One of the management tasks is to maximise the average price achieved for the crop grown in any one year.
The time slots available include the pre-harvest market, the harvest market and the post-harvest market.
The marketing tools available are much broader than that, including the use of swaps, options, futures, and fixed price contracts in the forward market, through to simple cash sales off the header.
Post-harvest we have warehousing or utilising on-farm storage.
Some growers use swaps and options in their post-harvest marketing as well.
Some growers maximise their returns by seeking out direct sales to end users to minimise freight costs and avoid expensive storage options, or deliver direct in the post-harvest market to maximise returns for on-farm storage.
In terms of the 2022-23 crop we are about to plant, maybe the "game" will be to not only maximise the average price, but to see whether some of the crop can be priced at the elusive $500 a tonne level on a delivered export port basis.
To get to $500/t delivered port, we need the support of strong export values.
The global market ultimately sets our wheat price, even in drought years.
If the global market drops away, we won't achieve $500/t unless drought allows a big enough premium to be added to that global price.

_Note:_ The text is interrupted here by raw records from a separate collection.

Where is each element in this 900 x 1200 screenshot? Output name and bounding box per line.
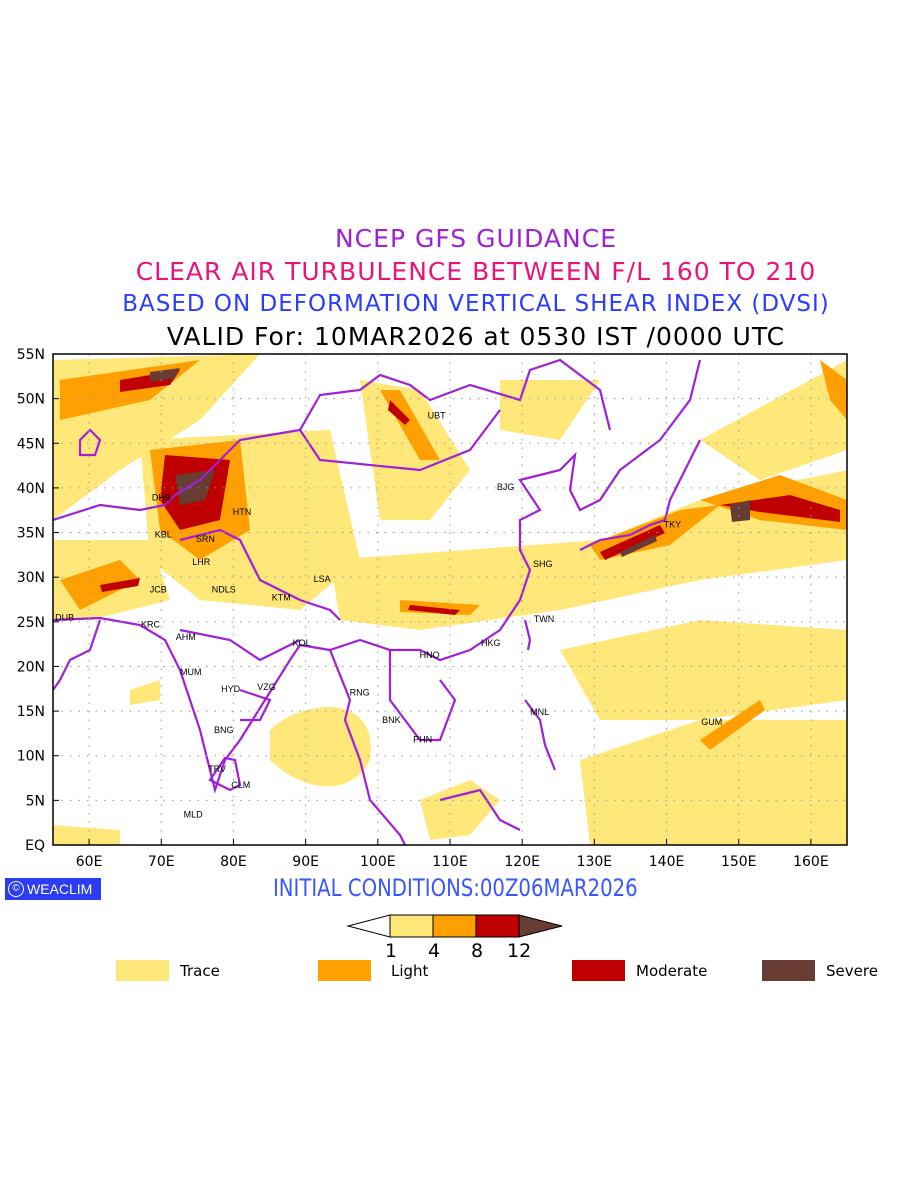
- lon-tick-label: 110E: [432, 854, 468, 870]
- title-dvsi: BASED ON DEFORMATION VERTICAL SHEAR INDE…: [122, 291, 830, 317]
- lon-tick-label: 90E: [292, 854, 319, 870]
- legend-label-light: Light: [391, 962, 429, 980]
- city-label-gum: GUM: [701, 717, 722, 727]
- gridlines: [53, 354, 847, 845]
- city-label-dhb: DHB: [152, 493, 171, 503]
- lon-tick-label: 100E: [360, 854, 396, 870]
- copyright-icon: ©: [8, 881, 24, 897]
- city-label-trv: TRV: [208, 764, 226, 774]
- city-label-lhr: LHR: [192, 557, 211, 567]
- city-label-jcb: JCB: [150, 585, 167, 595]
- lat-tick-label: 10N: [17, 749, 45, 765]
- initial-conditions: INITIAL CONDITIONS:00Z06MAR2026: [273, 874, 638, 902]
- city-label-rng: RNG: [350, 687, 370, 697]
- city-label-bjg: BJG: [497, 482, 515, 492]
- city-label-dub: DUB: [55, 612, 74, 622]
- turbulence-shading: [53, 354, 847, 845]
- city-label-clm: CLM: [231, 780, 250, 790]
- city-label-krc: KRC: [141, 619, 161, 629]
- lon-tick-label: 80E: [220, 854, 247, 870]
- lat-tick-label: 20N: [17, 659, 45, 675]
- city-label-mld: MLD: [184, 810, 204, 820]
- colorbar-trace: [389, 914, 434, 938]
- city-label-kbl: KBL: [155, 529, 172, 539]
- lon-tick-label: 160E: [793, 854, 829, 870]
- lon-tick-label: 150E: [721, 854, 757, 870]
- city-label-mum: MUM: [180, 667, 202, 677]
- city-label-bng: BNG: [214, 725, 234, 735]
- legend-label-severe: Severe: [826, 962, 878, 980]
- city-label-srn: SRN: [196, 534, 215, 544]
- lon-tick-label: 60E: [76, 854, 103, 870]
- coastlines-borders: [53, 358, 702, 845]
- weaclim-logo: © WEACLIM: [5, 878, 101, 900]
- city-label-hno: HNO: [420, 650, 440, 660]
- lat-tick-label: 45N: [17, 436, 45, 452]
- colorbar-severe-arrow: [518, 914, 563, 938]
- lon-tick-label: 130E: [577, 854, 613, 870]
- city-label-twn: TWN: [534, 614, 555, 624]
- legend-swatch-light: [318, 960, 371, 981]
- legend-label-trace: Trace: [180, 962, 220, 980]
- lat-tick-label: 50N: [17, 392, 45, 408]
- city-label-tky: TKY: [664, 520, 682, 530]
- title-cat: CLEAR AIR TURBULENCE BETWEEN F/L 160 TO …: [135, 257, 817, 286]
- city-label-lsa: LSA: [314, 574, 331, 584]
- city-label-ubt: UBT: [428, 411, 447, 421]
- lat-tick-label: 40N: [17, 481, 45, 497]
- colorbar: [346, 914, 563, 938]
- city-label-shg: SHG: [533, 559, 553, 569]
- city-label-bnk: BNK: [382, 715, 401, 725]
- legend-swatch-moderate: [572, 960, 625, 981]
- lat-tick-label: 30N: [17, 570, 45, 586]
- city-label-ahm: AHM: [176, 632, 196, 642]
- title-guidance: NCEP GFS GUIDANCE: [334, 224, 617, 253]
- legend-swatch-severe: [762, 960, 815, 981]
- title-valid-time: VALID For: 10MAR2026 at 0530 IST /0000 U…: [166, 322, 786, 351]
- city-label-hyd: HYD: [221, 684, 241, 694]
- colorbar-label: 8: [471, 940, 484, 962]
- lat-tick-label: EQ: [25, 838, 45, 854]
- logo-text: WEACLIM: [27, 881, 93, 897]
- colorbar-light: [432, 914, 477, 938]
- turbulence-map: 60E 70E 80E 90E 100E 110E 120E 130E 140E 150E 160E…: [17, 347, 848, 870]
- colorbar-moderate: [475, 914, 520, 938]
- colorbar-below-arrow: [346, 914, 391, 938]
- lat-tick-label: 25N: [17, 615, 45, 631]
- legend-swatch-trace: [116, 960, 169, 981]
- city-label-ktm: KTM: [272, 593, 291, 603]
- lat-tick-label: 5N: [26, 793, 45, 809]
- legend-label-moderate: Moderate: [636, 962, 708, 980]
- city-label-htn: HTN: [233, 507, 252, 517]
- city-label-hkg: HKG: [481, 638, 501, 648]
- colorbar-label: 4: [428, 940, 441, 962]
- lon-tick-label: 70E: [148, 854, 175, 870]
- lat-tick-label: 15N: [17, 704, 45, 720]
- lon-tick-label: 140E: [649, 854, 685, 870]
- colorbar-label: 1: [385, 940, 398, 962]
- city-label-kol: KOL: [293, 638, 311, 648]
- lat-tick-label: 35N: [17, 526, 45, 542]
- lon-tick-label: 120E: [504, 854, 540, 870]
- colorbar-label: 12: [507, 940, 532, 962]
- city-label-ndls: NDLS: [212, 585, 236, 595]
- lat-tick-label: 55N: [17, 347, 45, 363]
- city-label-mnl: MNL: [530, 707, 549, 717]
- city-label-phn: PHN: [413, 735, 432, 745]
- city-label-vzg: VZG: [257, 682, 276, 692]
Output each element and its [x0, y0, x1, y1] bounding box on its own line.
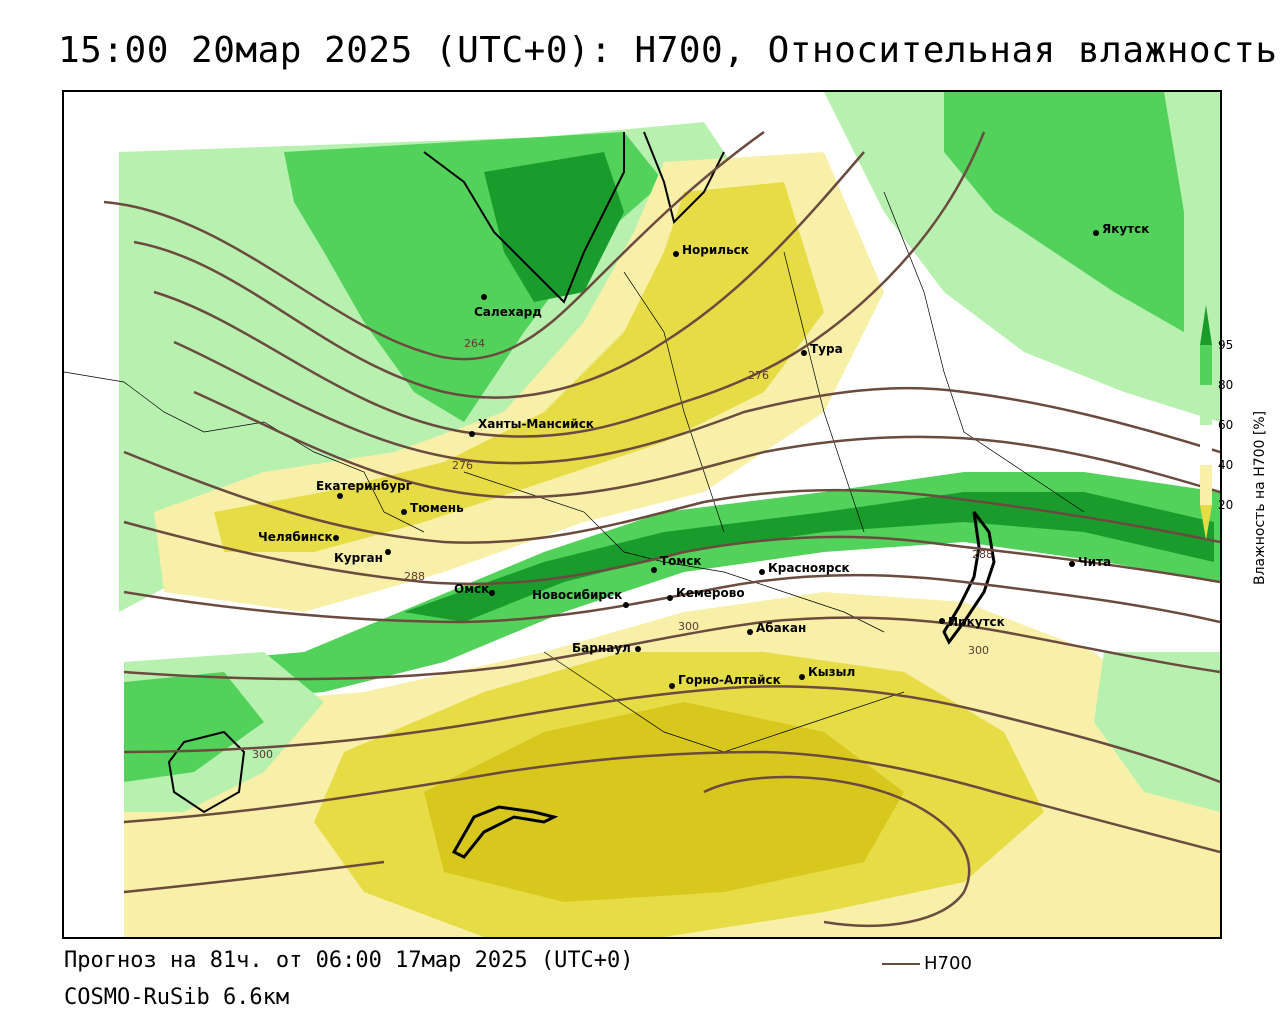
humidity-map: 264 276 276 288 288 300 300 300 Салехард…: [64, 92, 1220, 937]
city-label-chita: Чита: [1078, 555, 1111, 569]
contour-label: 276: [452, 459, 473, 472]
city-label-yakutsk: Якутск: [1102, 222, 1149, 236]
city-marker: [385, 549, 391, 555]
city-label-yekaterinburg: Екатеринбург: [316, 479, 412, 493]
wet-band-central: [194, 472, 1220, 702]
model-name: COSMO-RuSib 6.6км: [64, 985, 290, 1010]
city-label-norilsk: Норильск: [682, 243, 749, 257]
city-marker: [799, 674, 805, 680]
city-marker: [401, 509, 407, 515]
city-marker: [669, 683, 675, 689]
city-marker: [337, 493, 343, 499]
city-label-tomsk: Томск: [660, 554, 702, 568]
very-dry-area-central: [214, 182, 824, 552]
contour-line-swatch: [882, 962, 920, 965]
contour-label: 300: [678, 620, 699, 633]
chart-title: 15:00 20мар 2025 (UTC+0): H700, Относите…: [58, 30, 1278, 71]
legend-tick: 20: [1218, 498, 1233, 512]
contour-line-legend-label: H700: [924, 953, 972, 974]
legend-tick: 80: [1218, 378, 1233, 392]
city-marker: [759, 569, 765, 575]
city-label-tura: Тура: [810, 342, 843, 356]
legend-tick: 60: [1218, 418, 1233, 432]
color-legend: 95 80 60 40 20 Влажность на H700 [%]: [1200, 305, 1268, 585]
city-marker: [673, 251, 679, 257]
saturated-area-yamal: [484, 152, 624, 302]
lake-baikal-outline: [942, 511, 996, 645]
legend-band-80: [1200, 385, 1212, 425]
wet-area-southwest: [124, 672, 264, 782]
legend-cap-bottom: [1200, 505, 1212, 540]
boundary-layer: [167, 131, 996, 859]
saturated-band-central: [404, 492, 1214, 622]
city-marker: [1069, 561, 1075, 567]
contour-line-legend: H700: [882, 953, 972, 974]
city-label-kemerovo: Кемерово: [676, 586, 745, 600]
contour-label: 288: [972, 548, 993, 561]
contour-label-layer: 264 276 276 288 288 300 300 300: [252, 337, 993, 761]
humidity-fill-layer: [119, 92, 1220, 937]
city-marker: [939, 618, 945, 624]
city-marker: [747, 629, 753, 635]
city-label-salekhard: Салехард: [474, 305, 542, 319]
city-label-khanty-mansiysk: Ханты-Мансийск: [478, 417, 594, 431]
city-marker: [667, 595, 673, 601]
contour-label: 264: [464, 337, 485, 350]
city-marker: [1093, 230, 1099, 236]
legend-cap-top: [1200, 305, 1212, 345]
city-marker: [481, 294, 487, 300]
city-label-chelyabinsk: Челябинск: [258, 530, 333, 544]
legend-title: Влажность на H700 [%]: [1252, 411, 1268, 585]
city-marker: [489, 590, 495, 596]
aral-sea-outline: [167, 730, 246, 814]
contour-label: 288: [404, 570, 425, 583]
city-label-tyumen: Тюмень: [410, 501, 464, 515]
lake-balkhash-outline: [451, 805, 559, 859]
city-label-barnaul: Барнаул: [572, 641, 631, 655]
legend-band-95: [1200, 345, 1212, 385]
city-label-abakan: Абакан: [756, 621, 806, 635]
city-marker: [623, 602, 629, 608]
contour-label: 300: [252, 748, 273, 761]
contour-label: 276: [748, 369, 769, 382]
legend-band-60: [1200, 425, 1212, 465]
legend-tick: 95: [1218, 338, 1233, 352]
h700-contours: [103, 130, 1220, 927]
legend-tick: 40: [1218, 458, 1233, 472]
city-label-kurgan: Курган: [334, 551, 383, 565]
legend-band-40: [1200, 465, 1212, 505]
city-marker: [333, 535, 339, 541]
contour-label: 300: [968, 644, 989, 657]
city-label-novosibirsk: Новосибирск: [532, 588, 622, 602]
region-borders: [64, 191, 1085, 753]
city-label-kyzyl: Кызыл: [808, 665, 855, 679]
yamal-coastline: [423, 131, 725, 304]
city-label-omsk: Омск: [454, 582, 489, 596]
city-marker: [801, 350, 807, 356]
city-label-krasnoyarsk: Красноярск: [768, 561, 850, 575]
city-marker: [469, 431, 475, 437]
map-panel: 264 276 276 288 288 300 300 300 Салехард…: [62, 90, 1222, 939]
city-label-irkutsk: Иркутск: [948, 615, 1005, 629]
city-marker: [651, 567, 657, 573]
city-layer: Салехард Норильск Якутск Тура Ханты-Манс…: [258, 222, 1149, 689]
moist-area-southeast: [1094, 652, 1220, 812]
city-marker: [635, 646, 641, 652]
wet-area-northeast: [944, 92, 1184, 332]
city-label-gorno-altaysk: Горно-Алтайск: [678, 673, 781, 687]
forecast-info: Прогноз на 81ч. от 06:00 17мар 2025 (UTC…: [64, 948, 634, 973]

December futures are our best barometer of global wheat prices for the upcoming crop.
So far, after the Russian invasion of Ukraine, December futures have traded above $500/t for five days.
The peak daily closing price was A$526.58/t on March 8.
Realistically, the most likely way to convert such a strong futures price into a physical price of $500/t at harvest will have been to sell December wheat swaps at $520/t or higher.
There will be two ways to convert such a swap into a $500/t physical Australian Premium White price.
One will be to hold the swap to expiry, and if basis is no worse than -$20/t, the outcome will be $500/t.
The other way is to buy the swap back early whenever a reasonable profit is available.
Already some swaps will be holding $20 to $40/t profits.
If the market falls further, and profits of $50 to $100 can be captured, then the final cash prices to add to those profits only have to be $450 down to $400 to achieve a final return of $500.
For those who know how to use the forward marketing tools, and have possibly already acted, the chance of achieving $500/t for at least part of the 2022-23 crop is already very high.